Your wand is waving in a spectrum of light, dizzying patterns of swishes and flicks and slices through the air, knifing through the smoke with a bright, searing glow of intense color. You throw curses and hexes you aren't positive you've ever even learned, and even as triumph soars through your body, lifting your higher, moving you faster, every dead body that falls to the ground keeps you anchored to the earth and the dirty battlefield.
This is not a game. This is not practice. This is not a war fought in recollections and newspaper articles and death tolls. This is death come to play and your eyes catch Harry's for one split second before you are on the ground, dodging a curse and throwing one of your own into thin air. The terror in his eyes catches your breath and makes you roll onto your back, panting at the rumbling sky.
This is not a love story and you may die.
The thought staggers you beyond belief, the horror choking you and making your limbs freeze in a sudden, skin-tingling, body-rumbling spasm of fright. And then Harry's hand is around your wrist, tugging you up sharply, throwing you against a tree and shielding you with his back.
"We don't have time for this," he says savagely. Then he leaves a fierce kiss upon your lips, tongue swiping once more against yours, and you wish you tasted of something other than tears and dust and blood. On his mouth you only taste resolution and the summer breeze, and when he spins away, curses flying around him in a vortex so strong you can't tell whether it's the curses making his eyes glow or the magic from his wand, you stay pressed against the tree. You shake. His whispered words, quick and breathless against your temple, echo in the silence of your lilting, receding world.
"Don't die," and it's not a promise nor a threat, and you take some refuge in the implications and broken fear of his voice.
You're not afraid all a sudden, and you're not hopeful, but you're alive and that's all that matters right this second.
Each moment becomes about staying alive, no matter what the consequence. You step on bodies, on faces, kick men while they're down to make sure they're alive. A Slytherin you've had class with since you were eleven hurls a curse at you and you send a curse right back that breaks her neck. She falls to the ground, innocence long lost in her glassy eyes and beauty faded to death. You are not sorry.
But you spare a moment to shut her eyes as you race on to the next death, the next battle, the next friend or foe.

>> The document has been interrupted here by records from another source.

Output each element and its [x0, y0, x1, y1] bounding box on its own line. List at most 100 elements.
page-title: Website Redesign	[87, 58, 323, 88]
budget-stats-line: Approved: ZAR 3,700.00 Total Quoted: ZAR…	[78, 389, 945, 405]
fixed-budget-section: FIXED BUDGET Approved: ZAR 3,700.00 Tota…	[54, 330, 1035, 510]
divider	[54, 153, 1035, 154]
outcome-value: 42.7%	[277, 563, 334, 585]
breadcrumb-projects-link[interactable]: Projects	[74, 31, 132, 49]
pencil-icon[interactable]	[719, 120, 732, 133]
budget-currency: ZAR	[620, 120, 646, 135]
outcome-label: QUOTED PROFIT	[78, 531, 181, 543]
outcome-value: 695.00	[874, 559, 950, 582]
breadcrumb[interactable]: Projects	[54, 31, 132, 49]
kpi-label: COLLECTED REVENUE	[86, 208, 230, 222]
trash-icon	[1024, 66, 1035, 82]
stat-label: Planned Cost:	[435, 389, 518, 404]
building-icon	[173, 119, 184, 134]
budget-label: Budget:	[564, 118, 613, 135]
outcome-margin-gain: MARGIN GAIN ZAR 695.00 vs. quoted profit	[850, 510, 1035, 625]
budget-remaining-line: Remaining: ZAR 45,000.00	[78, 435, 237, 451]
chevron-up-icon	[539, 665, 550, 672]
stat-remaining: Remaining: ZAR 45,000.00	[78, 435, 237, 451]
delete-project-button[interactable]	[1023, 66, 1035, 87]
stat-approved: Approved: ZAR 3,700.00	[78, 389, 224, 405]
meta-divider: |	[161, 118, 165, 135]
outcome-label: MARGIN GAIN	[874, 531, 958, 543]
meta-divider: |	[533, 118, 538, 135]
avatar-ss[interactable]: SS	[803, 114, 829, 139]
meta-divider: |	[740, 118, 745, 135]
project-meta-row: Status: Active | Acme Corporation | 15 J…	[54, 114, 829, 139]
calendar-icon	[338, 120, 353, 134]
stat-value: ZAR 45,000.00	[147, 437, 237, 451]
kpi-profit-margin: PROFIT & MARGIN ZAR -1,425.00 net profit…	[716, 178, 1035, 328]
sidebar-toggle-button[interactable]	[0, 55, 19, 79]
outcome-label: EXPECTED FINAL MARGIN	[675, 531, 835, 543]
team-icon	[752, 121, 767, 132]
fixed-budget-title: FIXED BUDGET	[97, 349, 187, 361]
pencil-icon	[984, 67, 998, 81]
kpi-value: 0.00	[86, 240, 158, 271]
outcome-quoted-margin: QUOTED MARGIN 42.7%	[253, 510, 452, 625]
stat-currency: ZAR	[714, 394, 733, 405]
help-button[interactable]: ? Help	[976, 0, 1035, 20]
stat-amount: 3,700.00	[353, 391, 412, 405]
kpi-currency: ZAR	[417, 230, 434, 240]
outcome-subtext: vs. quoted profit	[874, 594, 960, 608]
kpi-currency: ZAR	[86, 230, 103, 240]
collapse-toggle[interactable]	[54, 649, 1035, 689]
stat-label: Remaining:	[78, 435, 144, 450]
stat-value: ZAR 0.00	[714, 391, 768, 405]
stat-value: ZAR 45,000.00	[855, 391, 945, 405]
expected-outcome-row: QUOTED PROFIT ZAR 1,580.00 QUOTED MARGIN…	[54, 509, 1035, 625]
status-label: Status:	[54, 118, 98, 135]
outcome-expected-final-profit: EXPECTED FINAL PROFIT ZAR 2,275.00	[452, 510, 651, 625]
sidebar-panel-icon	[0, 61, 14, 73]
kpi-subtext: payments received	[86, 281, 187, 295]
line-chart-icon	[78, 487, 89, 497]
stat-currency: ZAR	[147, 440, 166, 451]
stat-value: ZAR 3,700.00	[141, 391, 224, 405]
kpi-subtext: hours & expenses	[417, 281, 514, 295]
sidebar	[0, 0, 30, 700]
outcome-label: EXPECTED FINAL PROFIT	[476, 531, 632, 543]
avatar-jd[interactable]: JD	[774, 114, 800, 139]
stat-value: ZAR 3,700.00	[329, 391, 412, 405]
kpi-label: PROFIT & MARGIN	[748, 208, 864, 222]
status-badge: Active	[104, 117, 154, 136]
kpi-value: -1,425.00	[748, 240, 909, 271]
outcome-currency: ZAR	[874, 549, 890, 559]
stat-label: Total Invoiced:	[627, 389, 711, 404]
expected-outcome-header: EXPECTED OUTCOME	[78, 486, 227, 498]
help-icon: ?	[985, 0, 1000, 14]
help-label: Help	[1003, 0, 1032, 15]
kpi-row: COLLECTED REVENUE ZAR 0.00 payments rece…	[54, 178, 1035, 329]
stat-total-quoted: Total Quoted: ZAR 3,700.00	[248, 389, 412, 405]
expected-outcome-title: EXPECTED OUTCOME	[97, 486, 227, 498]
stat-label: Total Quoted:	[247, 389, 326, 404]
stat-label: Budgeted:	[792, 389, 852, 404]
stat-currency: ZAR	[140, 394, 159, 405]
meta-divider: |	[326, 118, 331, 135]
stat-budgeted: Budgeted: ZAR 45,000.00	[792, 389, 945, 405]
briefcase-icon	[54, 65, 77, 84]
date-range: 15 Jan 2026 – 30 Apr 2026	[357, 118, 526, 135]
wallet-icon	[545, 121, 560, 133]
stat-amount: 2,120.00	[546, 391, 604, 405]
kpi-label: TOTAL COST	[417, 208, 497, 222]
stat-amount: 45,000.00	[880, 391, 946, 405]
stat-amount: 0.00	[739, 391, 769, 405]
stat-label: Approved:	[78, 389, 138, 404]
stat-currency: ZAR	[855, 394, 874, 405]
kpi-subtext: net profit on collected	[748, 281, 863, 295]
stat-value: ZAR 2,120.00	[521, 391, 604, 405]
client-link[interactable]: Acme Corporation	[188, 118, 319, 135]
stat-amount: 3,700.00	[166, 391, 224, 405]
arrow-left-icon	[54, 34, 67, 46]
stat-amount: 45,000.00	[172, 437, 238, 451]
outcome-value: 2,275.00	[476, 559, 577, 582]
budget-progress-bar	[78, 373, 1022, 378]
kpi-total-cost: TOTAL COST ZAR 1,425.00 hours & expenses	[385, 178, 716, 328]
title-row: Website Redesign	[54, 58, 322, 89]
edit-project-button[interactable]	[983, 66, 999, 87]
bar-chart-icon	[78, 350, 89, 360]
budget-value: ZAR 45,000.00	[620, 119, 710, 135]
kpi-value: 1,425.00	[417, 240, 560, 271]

When the war is over and the smoke has cleared, you trudge home, your arms around one of your older brothers and your head hung low. You don't even raise your eyes when you hear someone whisper that Harry is alive; the relief is expected, but so is the lack of desire to speed off and make this victory only about his freedom.
You were eleven when Voldemort trapped you between innocence and adulthood, fifteen when Harry Potter kept you balanced between love and lust, and sixteen when you finally realized you could have it all only if you just stayed the precarious edge, kept in the middle so as to not tip any scales.
You have earned this freedom from the scales and the weights, from the burdens of memories and duties and loves you can't shake. You have earned Voldemort's death, and the way your soul doesn't feel like someone else's for once, and you have earned the right to be with Harry without having it be about touching and kissing and fucking. You have earned this outcome, and you stop on the hill, looking at the sun rise.
Harry comes home eventually, and his hand is cool and steady in yours. You only smile once, before turning and leaving him behind. Then you look over your shoulder give a shy smile.
This is not a love story...but maybe one day it could be.